06-57:  The Commission on Ethics found the complaint against County Commission Natacha Seijas was legally sufficient but was dismissed for lack of probable cause.  The complaint alleged that Commissioner Seijas had a voting conflict when the Board of County Commissioners selected a date to hold her recall election due to the fact she participated in and voted on this matter.

I think the way the law is written, they are so limited, we are spinning wheels in this Department. We are paying a lot of salaries for what? "To have no jurisdiction," that is what.

Sunday, February 04, 2007

News of the week in Miami by gimleteye


(Group portrait of kitchen staff at the Royal Palm Hotel in Miami, 1941, courtesy of the Florida State Library Archive)

Monday: Nominal chair of the Miami-Dade County Commission, Bruno Barreiro, skirts the rule barring any commissioner from leading the same committee for more than two consecutive terms. Bruno gives the Government Operations and Environment Committee to the woman who made him: de facto chair or the ruling majority, Natacha Seijas. The old and new committees both cover functions key to real estate developers: zoning, land use, water and sewer, solid waste, environmental resources, buildings and code compliance. The new version also oversees elections.

Tuesday

Ice Capades: After spending over $1 million to keep $90,000 worth of ice refrigerated beyond hurricane season, the State of Florida decides to let the 9 million pounds melt.

Wednesday

YMCA: Your Cash Money Assocation. The alternative weekly Miami New Times reports de facto chair of the County Commission, Natacha Seijas, is paid a full-time salary for a no-show job at the YMCA, an organization she votes to award funding.

Mirabilis dictu, the same big production home builders who paid to protect Seijas’ from recall in their political Bethlehem—Hialeah-are also huge contributors to the YMCA.

Charity does begin at home: we hope some of the laundered Christian money gets to the kids.

Thursday

Miami's blue chip crowd supports gutter politics. The fraudulent political action committee supporting the County Commission against the strong mayor proposal finally reports to the Miami-Dade Division of Elections.

The PAC’s ugly mailers that fanned the flames of racial discord with outright lies were funded by wealthy production home builders, unions, lobbyists hiding behind shell corporations, and the Miami law firm Greenberg Traurig, once umbrella for Jack Abramoff and still managed by Cesar Alvarez, who is also board chair of the Knight Foundation.

Friday

Pravda, to the Bush White House: on the day that the latest news of global climate change shocks the world, the communications arm of the American Enterprise Institute (AEI) offers $10,000 and expenses to anyone who can disprove it.

Saturday

New York Times today reports in the final quarter of 2006, “final sales to domestic purchasers” rose at an annual rate of only 2.5 percent, before adjusting for inflation, “less than a third of the growth rate early last year” and “the slowest rate of growth since early 2002, when the economy was emerging from the 2001 recession.”

That’s not what the mainstream media reported on the day President Bush appeared on the floor of the New York Stock Exchange.
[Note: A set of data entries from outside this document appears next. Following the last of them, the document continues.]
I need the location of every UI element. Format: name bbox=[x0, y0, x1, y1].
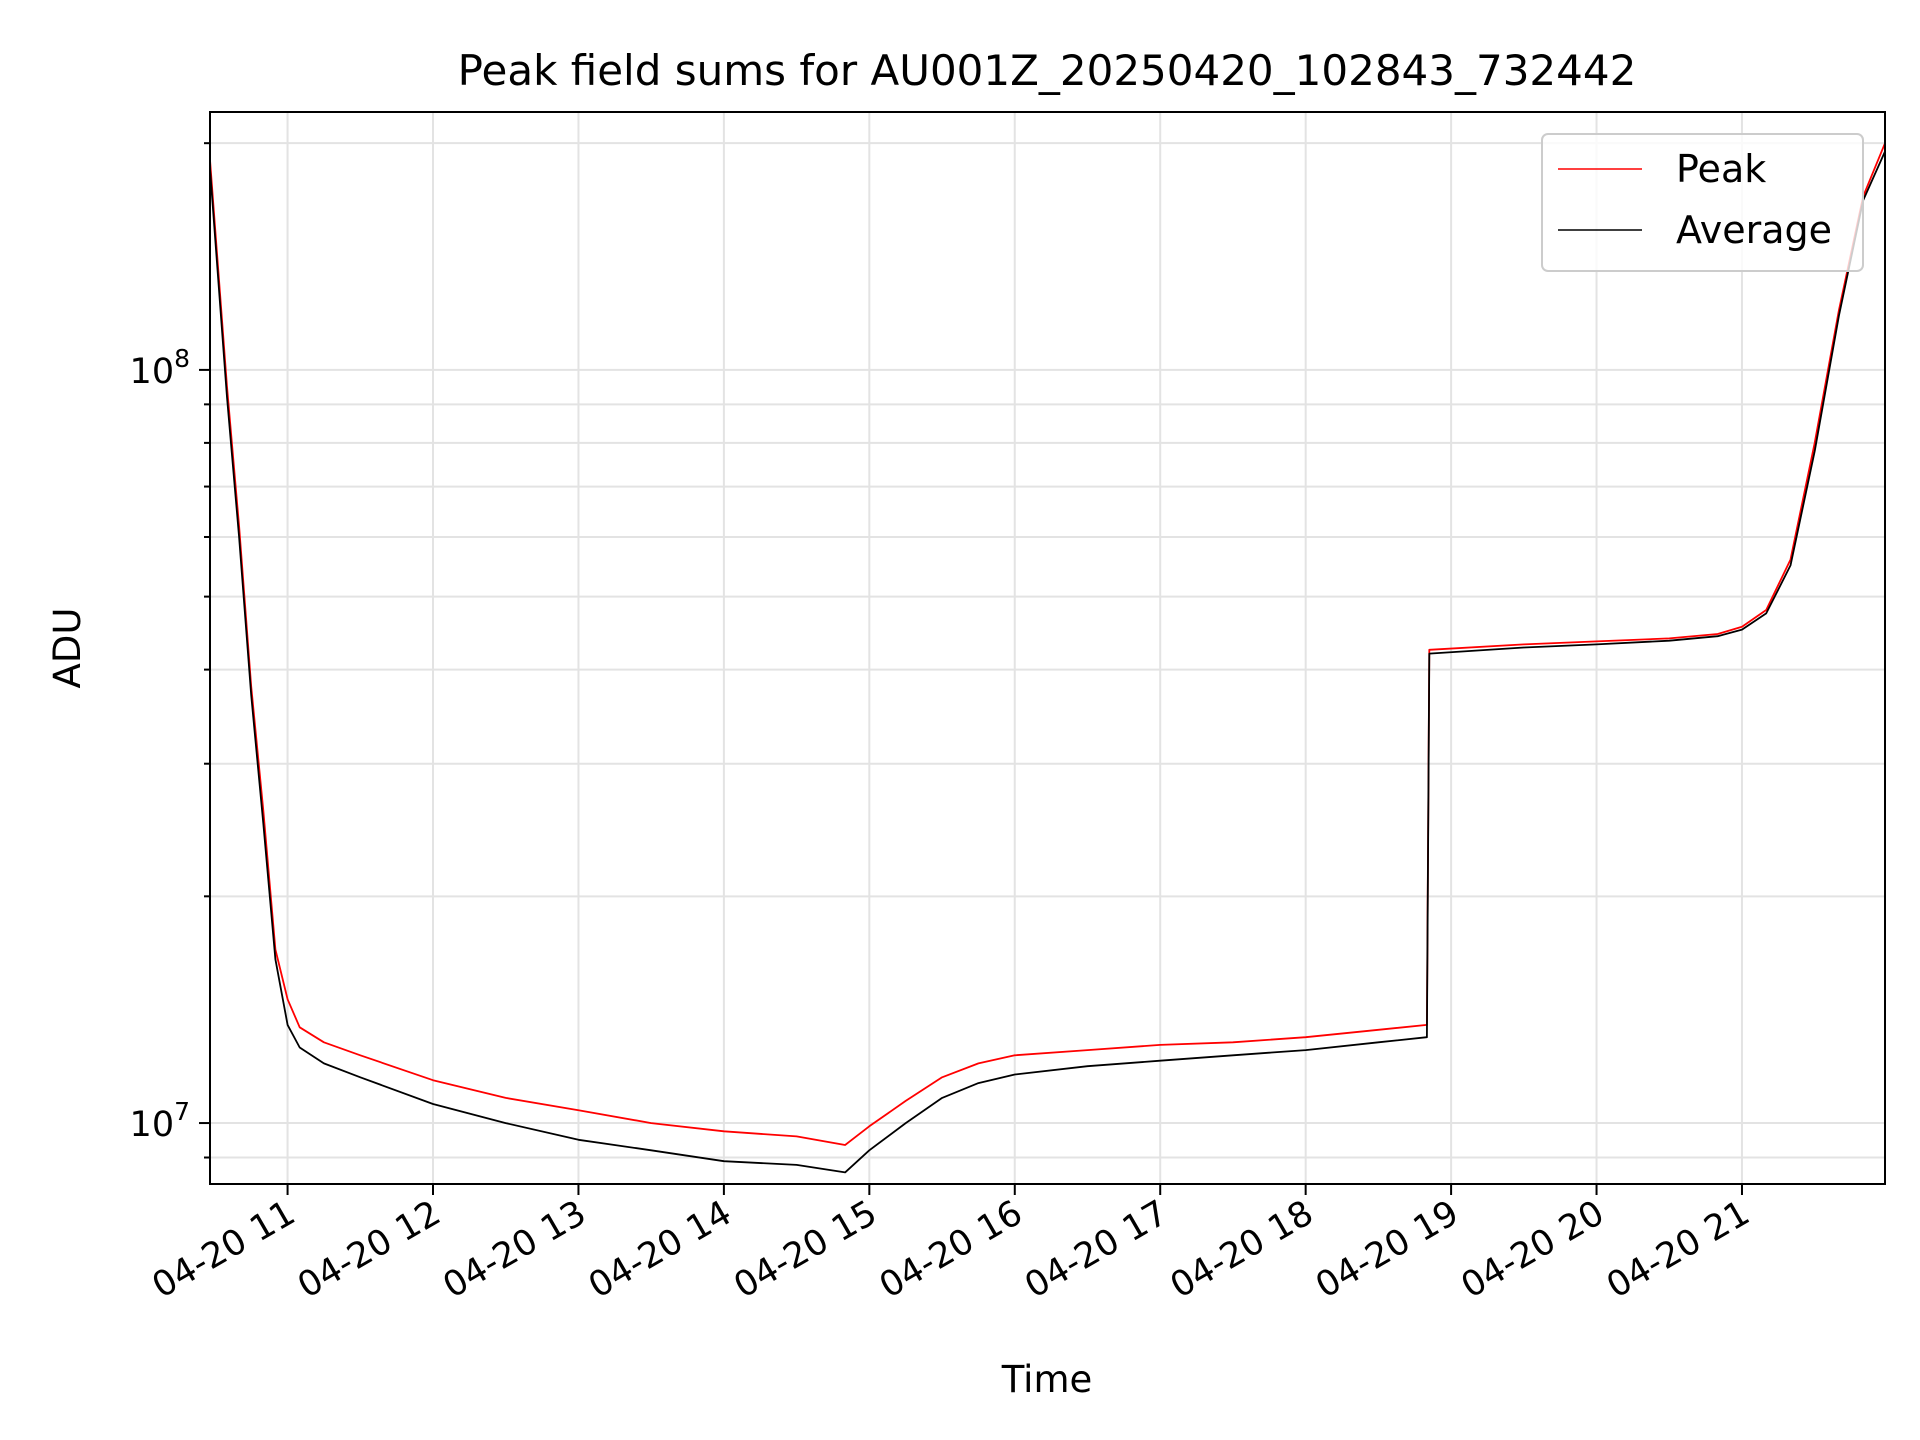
series-layer bbox=[209, 142, 1886, 1174]
y-tick-label: 108 bbox=[130, 344, 190, 392]
chart-title: Peak field sums for AU001Z_20250420_1028… bbox=[458, 46, 1637, 95]
y-tick-label: 107 bbox=[130, 1097, 190, 1145]
x-axis-label: Time bbox=[1001, 1358, 1093, 1401]
grid bbox=[210, 112, 1885, 1184]
series-line-average bbox=[209, 151, 1886, 1174]
plot-frame bbox=[209, 111, 1886, 1185]
y-axis-label: ADU bbox=[46, 608, 89, 689]
legend-label-average: Average bbox=[1676, 208, 1832, 252]
series-line-peak bbox=[209, 142, 1886, 1146]
y-axis: 107 108 bbox=[130, 142, 210, 1159]
legend-label-peak: Peak bbox=[1676, 147, 1766, 191]
legend: Peak Average bbox=[1541, 133, 1864, 272]
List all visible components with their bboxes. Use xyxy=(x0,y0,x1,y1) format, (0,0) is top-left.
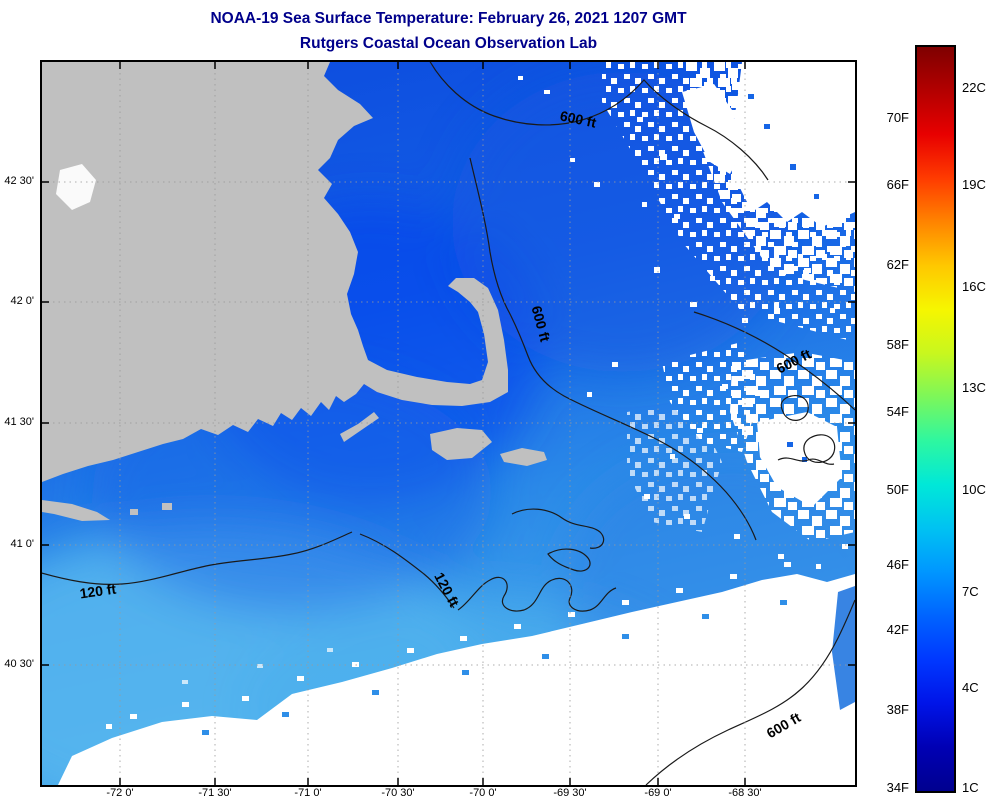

The market cheered Bush and the press note that the economy grew at an annual 3.5 percent rate in the last quarter of 2006.

Now that we know the latest quarter was the first time since 1991 that home building declined in three consecutive quarters, we can’t wait to see what happens in the fourth quarter.

Sunday morning

Superbowl morning in Miami! Big Coal is shaking off hangovers at the Ritz on Key Biscayne. The planet is warming. Big Everything Else is lined up wing tip-to-wing tip at every airfield within driving distance of Joe’s Stone Crab.

Aviation tankers are lined stem to stern to fuel private jets for the passage homeward bound. An army of caterers will soon be putting on board platters of finger food, safely wrapped in Saran until wheels up. Mission accomplished.